Imagine a man who out-suaves Connery’s Bond, who out-ass kicks Kick Ass and whose belief in manners are an excuse to brutalise an entire pub. This is Colin Firth’s Harry Hart in Kingsman: The Secret Service. Director Matthew Vaughn fresh from his exploits with the X-Men returns to the comic book genre with an adaptation of The Secret Service by Mark Millar and Dave Gibbons, with hopes of injecting some fun into the more serious spy thrillers of recent years.
Harry Hart AKA Galahad (Firth) is a member of Kingsman, a scecret service bound to protect the world from any threats. A mission in the Middle East in 1997 goes wrong leading to the death of agent Lancelot. Returning home Galahad gives a Kingsman medal to Lancelot’s son Eggsy with a promise that if ever he’s in trouble he’s to call with a code word and Galahad will protect him. Flash-forward to the modern day and Eggsy (Taron Egerton) is arrested for stealing a car and is saved by Galahad and offered the opportunity to join Kingsman, providing he can best his other trainees. Meanwhile an eccentric billionaire (Samuel L. Jackson) tired of fighting against global warming develops a plot to save the planet through less than orthodox means. The Kingsman’s agents are ordered to stop him at all costs.
If ever there was any doubt in the influences of Kingsman, they are dispelled in minutes. This is James Bond, as he should be. Vaughn clearly feels that recent spy films like The Bourne Identity and Skyfall have moved the spy character into far too reality-based escapades and brings the entire genre back to the realm of silly with an exploding head or two. Think Roger Moore’s era as Bond, then mix in some Kick-Ass and a healthy dose of My Fair Lady (or Pretty Woman if you prefer) oh and the exploding heads.
Kinsman you see is simultenously a spy thriller, comedy farce, but where it’s original is in its violence. Nothing is off limits, from killing famous real-life political people, to having a henchman with the ‘blade runner’ legs made famous by Oscar Pistorius. There is no depth too low for the film to plumb in order to get a laugh and it works fantastically. Firth is the suavest hero in decades and his rules of being a gentlemen will no doubt lead to copycats in popular culture, and he does for Savile Row suits in this what Marilyn Monroe did for white cocktail dresses in The Seven Year Itch. He even reclaims the song Freebird from The Devil’s rejects in the films standout ultra-violent set-piece, proving that it’s a song packed full of action scene potential.
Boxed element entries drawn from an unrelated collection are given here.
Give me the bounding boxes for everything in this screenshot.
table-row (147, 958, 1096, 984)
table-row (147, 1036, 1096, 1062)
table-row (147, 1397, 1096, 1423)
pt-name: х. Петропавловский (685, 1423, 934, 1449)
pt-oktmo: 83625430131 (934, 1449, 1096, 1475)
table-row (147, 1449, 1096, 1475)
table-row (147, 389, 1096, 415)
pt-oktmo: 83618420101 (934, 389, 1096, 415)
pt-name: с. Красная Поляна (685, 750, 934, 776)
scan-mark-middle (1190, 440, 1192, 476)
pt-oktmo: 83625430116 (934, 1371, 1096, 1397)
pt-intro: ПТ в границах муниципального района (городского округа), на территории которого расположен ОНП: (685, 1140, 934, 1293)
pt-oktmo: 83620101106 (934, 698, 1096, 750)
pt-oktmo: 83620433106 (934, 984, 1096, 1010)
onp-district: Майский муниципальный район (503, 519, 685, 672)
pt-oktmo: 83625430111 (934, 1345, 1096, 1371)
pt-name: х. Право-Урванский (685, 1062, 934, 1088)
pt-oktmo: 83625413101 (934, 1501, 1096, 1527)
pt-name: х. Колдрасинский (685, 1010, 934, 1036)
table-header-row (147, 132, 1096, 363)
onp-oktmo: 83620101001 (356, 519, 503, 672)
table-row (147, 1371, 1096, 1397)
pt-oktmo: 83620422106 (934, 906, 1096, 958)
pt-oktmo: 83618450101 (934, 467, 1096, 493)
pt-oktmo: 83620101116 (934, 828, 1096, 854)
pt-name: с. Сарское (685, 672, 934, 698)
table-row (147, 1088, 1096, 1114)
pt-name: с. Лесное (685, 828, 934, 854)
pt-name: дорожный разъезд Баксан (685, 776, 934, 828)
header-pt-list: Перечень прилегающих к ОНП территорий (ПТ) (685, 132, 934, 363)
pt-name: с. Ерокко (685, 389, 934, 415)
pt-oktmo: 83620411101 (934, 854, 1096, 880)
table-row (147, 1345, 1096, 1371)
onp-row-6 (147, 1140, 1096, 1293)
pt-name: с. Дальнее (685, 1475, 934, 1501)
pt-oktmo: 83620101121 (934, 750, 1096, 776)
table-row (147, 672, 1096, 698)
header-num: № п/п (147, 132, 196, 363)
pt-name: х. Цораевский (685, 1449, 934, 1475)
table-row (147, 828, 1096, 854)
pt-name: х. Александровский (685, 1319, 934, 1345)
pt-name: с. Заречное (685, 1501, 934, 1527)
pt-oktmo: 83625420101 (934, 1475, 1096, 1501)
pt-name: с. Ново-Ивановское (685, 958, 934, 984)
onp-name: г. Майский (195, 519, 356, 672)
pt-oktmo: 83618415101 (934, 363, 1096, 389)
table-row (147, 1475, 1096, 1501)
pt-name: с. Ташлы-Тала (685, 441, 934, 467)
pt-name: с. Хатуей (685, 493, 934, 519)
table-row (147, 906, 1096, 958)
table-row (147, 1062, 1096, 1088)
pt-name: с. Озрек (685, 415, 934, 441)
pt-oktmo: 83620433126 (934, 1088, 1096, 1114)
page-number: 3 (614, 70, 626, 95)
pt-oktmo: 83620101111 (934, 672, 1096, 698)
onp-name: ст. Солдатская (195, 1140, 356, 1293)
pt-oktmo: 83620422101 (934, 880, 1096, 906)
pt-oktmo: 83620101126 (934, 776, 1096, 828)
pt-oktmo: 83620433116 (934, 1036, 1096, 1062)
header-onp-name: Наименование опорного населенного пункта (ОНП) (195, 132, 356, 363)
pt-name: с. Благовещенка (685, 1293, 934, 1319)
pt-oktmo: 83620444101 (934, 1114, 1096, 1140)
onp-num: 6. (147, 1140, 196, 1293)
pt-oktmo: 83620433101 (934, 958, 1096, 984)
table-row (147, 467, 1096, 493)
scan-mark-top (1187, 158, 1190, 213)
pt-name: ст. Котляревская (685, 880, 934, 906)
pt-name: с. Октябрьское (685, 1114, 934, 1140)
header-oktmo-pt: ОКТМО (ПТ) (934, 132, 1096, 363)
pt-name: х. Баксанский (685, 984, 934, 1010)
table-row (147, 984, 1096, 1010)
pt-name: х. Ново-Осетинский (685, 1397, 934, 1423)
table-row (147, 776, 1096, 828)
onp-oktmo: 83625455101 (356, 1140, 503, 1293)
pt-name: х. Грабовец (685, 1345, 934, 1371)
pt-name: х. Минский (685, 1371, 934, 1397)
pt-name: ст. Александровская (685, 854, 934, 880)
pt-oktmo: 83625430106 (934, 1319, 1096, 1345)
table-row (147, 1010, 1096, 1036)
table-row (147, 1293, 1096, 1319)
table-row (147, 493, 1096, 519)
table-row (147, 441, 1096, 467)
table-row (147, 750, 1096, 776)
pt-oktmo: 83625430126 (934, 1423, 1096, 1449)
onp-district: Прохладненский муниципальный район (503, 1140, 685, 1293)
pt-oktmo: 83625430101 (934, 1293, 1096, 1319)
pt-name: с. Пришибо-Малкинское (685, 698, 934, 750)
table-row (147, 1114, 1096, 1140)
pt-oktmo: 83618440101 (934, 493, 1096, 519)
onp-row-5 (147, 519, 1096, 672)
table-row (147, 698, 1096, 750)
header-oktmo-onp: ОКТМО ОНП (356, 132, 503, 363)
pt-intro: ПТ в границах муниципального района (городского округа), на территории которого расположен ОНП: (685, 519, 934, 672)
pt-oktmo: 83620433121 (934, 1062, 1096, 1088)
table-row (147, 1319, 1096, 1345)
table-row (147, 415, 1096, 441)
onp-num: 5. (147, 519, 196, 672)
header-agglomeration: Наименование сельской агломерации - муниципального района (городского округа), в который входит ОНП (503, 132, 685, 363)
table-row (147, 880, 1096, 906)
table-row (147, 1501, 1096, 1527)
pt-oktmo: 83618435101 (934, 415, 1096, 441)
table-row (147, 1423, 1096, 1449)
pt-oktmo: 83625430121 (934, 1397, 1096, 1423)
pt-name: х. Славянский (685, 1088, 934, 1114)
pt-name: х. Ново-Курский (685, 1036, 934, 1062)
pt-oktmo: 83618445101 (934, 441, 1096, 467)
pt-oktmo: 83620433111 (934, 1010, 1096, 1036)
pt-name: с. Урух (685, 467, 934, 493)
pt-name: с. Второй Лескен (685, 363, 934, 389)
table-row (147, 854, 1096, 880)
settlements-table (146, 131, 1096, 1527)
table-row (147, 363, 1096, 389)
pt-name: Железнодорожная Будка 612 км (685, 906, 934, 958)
The supporting cast are perfect, with Mark Strong the Q-a-like genius called Merlin and Michael Caine as old head of the organisation Arthur. Taron Egerton manages to bring enough grounded truth to his young Eggsy without falling into the realms of the cliched ‘film cockney’ and Samuel L. Jackson is clearly having a blast as the lisping maniacal nutcase whose plot threatens the world, but whose aversion to violence leads to some of the funniest scenes.
The constant flip-flopping between serious drama, action comedy and good old fashioned spy farce do give Kingsman a rather frantic, all-over-place feeling and there are elements that drag the pace down to a crawl, but Vaughn uses them to build interest in his characters just enough to keep the narrative moving and while it can occasionally be a bit of chore the action is sure to explode sooner rather than later and make you forget.
There have been attempts to make a Bond-esque spy thriller about younger characters before, but nobody had the balls to make it for adults only until Matthew Vaughn and the result is a that Kingsman is to Bond what Kick-Ass was to Spider-Man.